Counter-protests demanding the removal of president Klaus Iohannis have also been organised. Some view his efforts to stop the ordinance from being adopted as interference in the businesses of a democratically elected parliament. While these protests’ magnitude is nowhere near that of the anti-government protests, an atmosphere of social tension has been obvious across the country.
A country torn
The main issues right now are how can this government regain trust and credibility, and how can Romanians begin a productive public dialogue on matters of importance in an atmosphere of mounting social division.
In the first matter, a solution might be for social democrats who disagree with Dragnea’s methods to distance themselves from the party’s leadership and ask for its change. Not that this would be easy considering Dragnea’s influence, but a better opportunity might not arise anytime soon. If he and his loyalists manage to survive this fiasco, his position will only be strengthened. And while his party is viewed as plagued by corruption, it surely cannot be that all its members are horrible. When push comes to shove, PSD has to lead the country, but it also has to respect people’s concerns and wishes for the future. Elections results offer no one the right to do as they please and serve their own interests.

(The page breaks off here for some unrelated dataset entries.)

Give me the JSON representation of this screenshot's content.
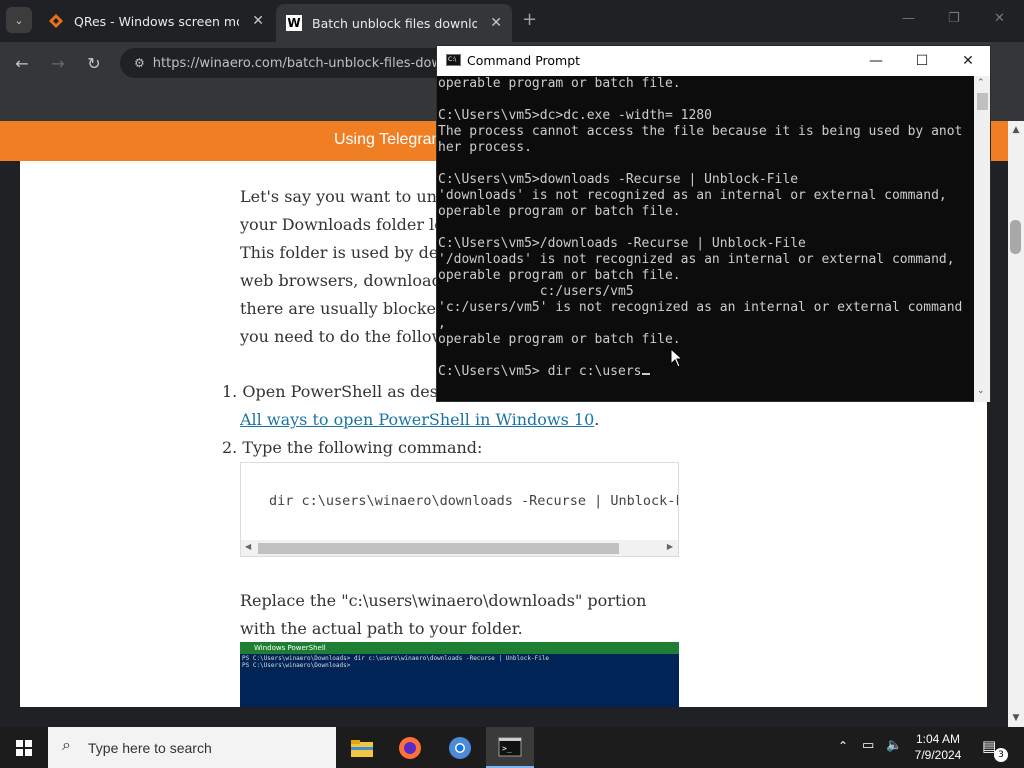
{
  "browser": {
    "tabs": [
      {
        "title": "QRes - Windows screen mode",
        "close": "✕"
      },
      {
        "title": "Batch unblock files downloade",
        "close": "✕"
      }
    ],
    "new_tab": "+",
    "url": "https://winaero.com/batch-unblock-files-dow",
    "window_controls": {
      "minimize": "—",
      "maximize": "❐",
      "close": "✕"
    }
  },
  "page": {
    "banner": "Using Telegram",
    "intro_lines": [
      "Let's say you want to unb",
      "your Downloads folder lo",
      "This folder is used by def",
      "web browsers, download",
      "there are usually blocked",
      "you need to do the follow"
    ],
    "step1_prefix": "Open PowerShell as desc",
    "step1_link": "All ways to open PowerShell in Windows 10",
    "step1_suffix": ".",
    "step2": "Type the following command:",
    "code": "dir c:\\users\\winaero\\downloads -Recurse | Unblock-F",
    "replace_line1": "Replace the \"c:\\users\\winaero\\downloads\" portion",
    "replace_line2": "with the actual path to your folder.",
    "ps_title": "Windows PowerShell",
    "ps_lines": [
      "PS C:\\Users\\winaero\\Downloads> dir c:\\users\\winaero\\downloads -Recurse | Unblock-File",
      "PS C:\\Users\\winaero\\Downloads>"
    ]
  },
  "cmd": {
    "title": "Command Prompt",
    "lines": [
      "operable program or batch file.",
      "",
      "C:\\Users\\vm5>dc>dc.exe -width= 1280",
      "The process cannot access the file because it is being used by anot",
      "her process.",
      "",
      "C:\\Users\\vm5>downloads -Recurse | Unblock-File",
      "'downloads' is not recognized as an internal or external command,",
      "operable program or batch file.",
      "",
      "C:\\Users\\vm5>/downloads -Recurse | Unblock-File",
      "'/downloads' is not recognized as an internal or external command,",
      "operable program or batch file.",
      "             c:/users/vm5",
      "'c:/users/vm5' is not recognized as an internal or external command",
      ",",
      "operable program or batch file.",
      "",
      "C:\\Users\\vm5> dir c:\\users"
    ]
  },
  "taskbar": {
    "search_placeholder": "Type here to search",
    "time": "1:04 AM",
    "date": "7/9/2024",
    "notification_count": "3"
  }
}
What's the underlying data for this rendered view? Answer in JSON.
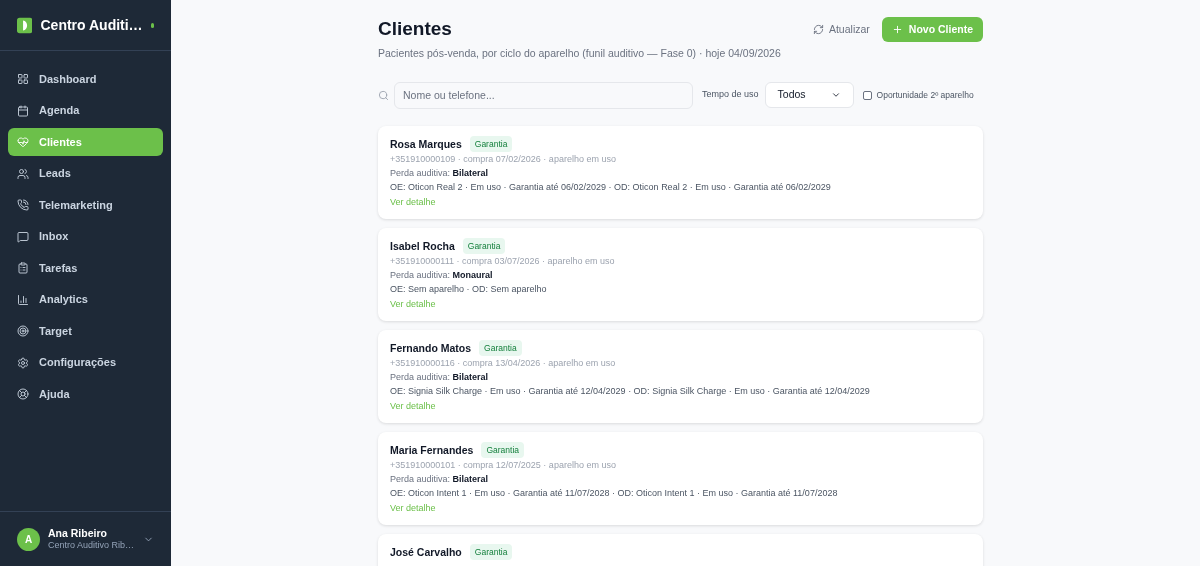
{
  "sidebar": {
    "brand": "Centro Auditi…",
    "items": [
      {
        "label": "Dashboard",
        "selected": false
      },
      {
        "label": "Agenda",
        "selected": false
      },
      {
        "label": "Clientes",
        "selected": true
      },
      {
        "label": "Leads",
        "selected": false
      },
      {
        "label": "Telemarketing",
        "selected": false
      },
      {
        "label": "Inbox",
        "selected": false
      },
      {
        "label": "Tarefas",
        "selected": false
      },
      {
        "label": "Analytics",
        "selected": false
      },
      {
        "label": "Target",
        "selected": false
      },
      {
        "label": "Configurações",
        "selected": false
      },
      {
        "label": "Ajuda",
        "selected": false
      }
    ],
    "user": {
      "initial": "A",
      "name": "Ana Ribeiro",
      "org": "Centro Auditivo Rib…"
    }
  },
  "header": {
    "title": "Clientes",
    "subtitle": "Pacientes pós-venda, por ciclo do aparelho (funil auditivo — Fase 0) · hoje 04/09/2026",
    "refresh": "Atualizar",
    "new_button": "Novo Cliente"
  },
  "filters": {
    "search": {
      "placeholder": "Nome ou telefone..."
    },
    "usage_label": "Tempo de uso",
    "usage_value": "Todos",
    "opportunity": {
      "label": "Oportunidade 2º aparelho",
      "checked": false
    }
  },
  "clients": [
    {
      "name": "Rosa Marques",
      "badge": "Garantia",
      "meta": "+351910000109 · compra 07/02/2026 · aparelho em uso",
      "loss": "Perda auditiva: **Bilateral**",
      "devices": "OE: Oticon Real 2 · Em uso · Garantia até 06/02/2029 · OD: Oticon Real 2 · Em uso · Garantia até 06/02/2029",
      "link": "Ver detalhe"
    },
    {
      "name": "Isabel Rocha",
      "badge": "Garantia",
      "meta": "+351910000111 · compra 03/07/2026 · aparelho em uso",
      "loss": "Perda auditiva: **Monaural**",
      "devices": "OE: Sem aparelho · OD: Sem aparelho",
      "link": "Ver detalhe"
    },
    {
      "name": "Fernando Matos",
      "badge": "Garantia",
      "meta": "+351910000116 · compra 13/04/2026 · aparelho em uso",
      "loss": "Perda auditiva: **Bilateral**",
      "devices": "OE: Signia Silk Charge · Em uso · Garantia até 12/04/2029 · OD: Signia Silk Charge · Em uso · Garantia até 12/04/2029",
      "link": "Ver detalhe"
    },
    {
      "name": "Maria Fernandes",
      "badge": "Garantia",
      "meta": "+351910000101 · compra 12/07/2025 · aparelho em uso",
      "loss": "Perda auditiva: **Bilateral**",
      "devices": "OE: Oticon Intent 1 · Em uso · Garantia até 11/07/2028 · OD: Oticon Intent 1 · Em uso · Garantia até 11/07/2028",
      "link": "Ver detalhe"
    },
    {
      "name": "José Carvalho",
      "badge": "Garantia"
    }
  ]
}
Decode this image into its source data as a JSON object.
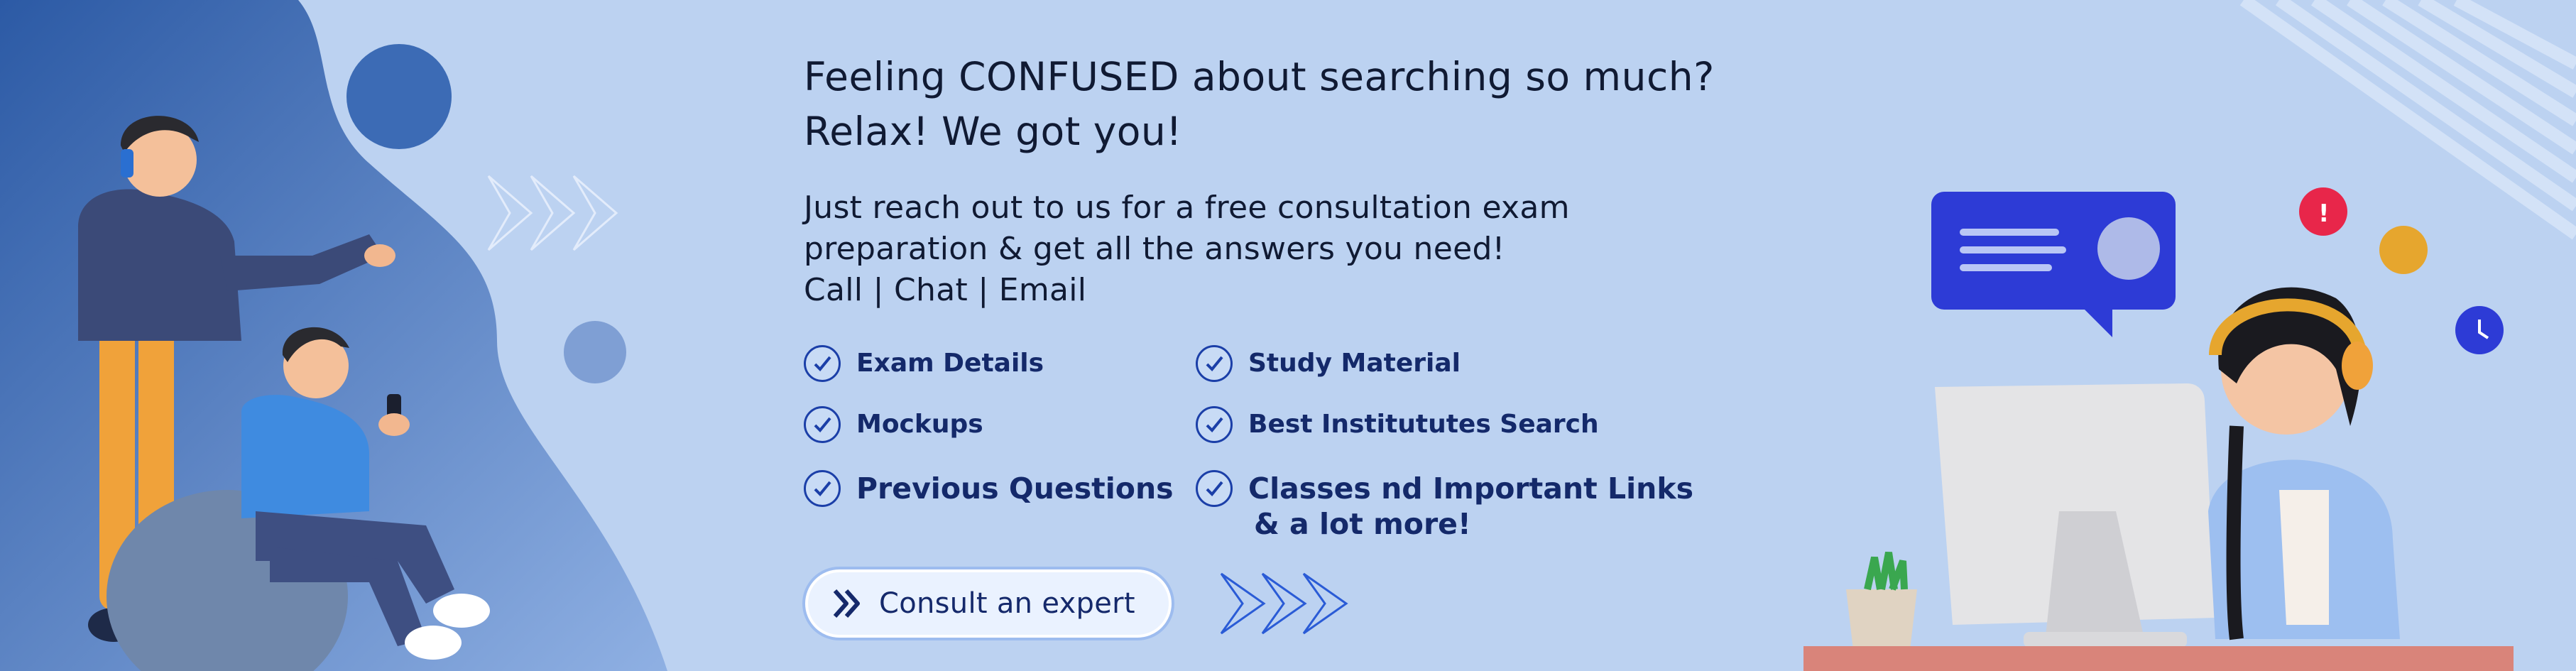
{
  "banner": {
    "headline_line1": "Feeling CONFUSED about searching so much?",
    "headline_line2": "Relax! We got you!",
    "intro_line1": "Just reach out to us for a free consultation exam",
    "intro_line2": "preparation & get all the answers you need!",
    "contact_line": "Call | Chat | Email"
  },
  "features": [
    {
      "label": "Exam Details"
    },
    {
      "label": "Study Material"
    },
    {
      "label": "Mockups"
    },
    {
      "label": "Best Institututes Search"
    },
    {
      "label": "Previous Questions"
    },
    {
      "label": "Classes nd Important Links",
      "sub": "& a lot more!"
    }
  ],
  "cta": {
    "label": "Consult an expert"
  },
  "icons": {
    "check": "check-circle-icon",
    "cta": "double-chevron-right-icon",
    "chat": "chat-bubble-icon",
    "arrows": "triple-chevron-icon"
  },
  "colors": {
    "background": "#bcd2f1",
    "accent_dark": "#14296a",
    "blob_dark": "#2f5ea8",
    "chat_bubble": "#2d3bd6"
  }
}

In relation to the second matter, things are more complicated and will take more time. Creating a bridge between social groups with different priorities, who do not trust each other and who communicate inefficiently is a long-term process. People who support the social democrats invoke realism and compromise in order to get small improvements in their standard of living, while those who protest outside the government building every day want a country free of corruption and more open to the world. Neither goal is unreasonable, but people’s rigidity in their personal priorities kills off any hope of resolution. Unfortunately, the only beneficiaries of this situation are the political leaders who capitalise on negative emotions such as condescension and anger. Those leaders will never create anything positive for the whole of society.
Ioana Burtea is a Bucharest-based reporter who collaborates with Decât o Revistă magazine. For almost four years, Ioana worked as a reporter for Mediafax News Agency in Bucharest, covering the Ministry of Administration and Interior. She studied journalism and creative writing in the UK.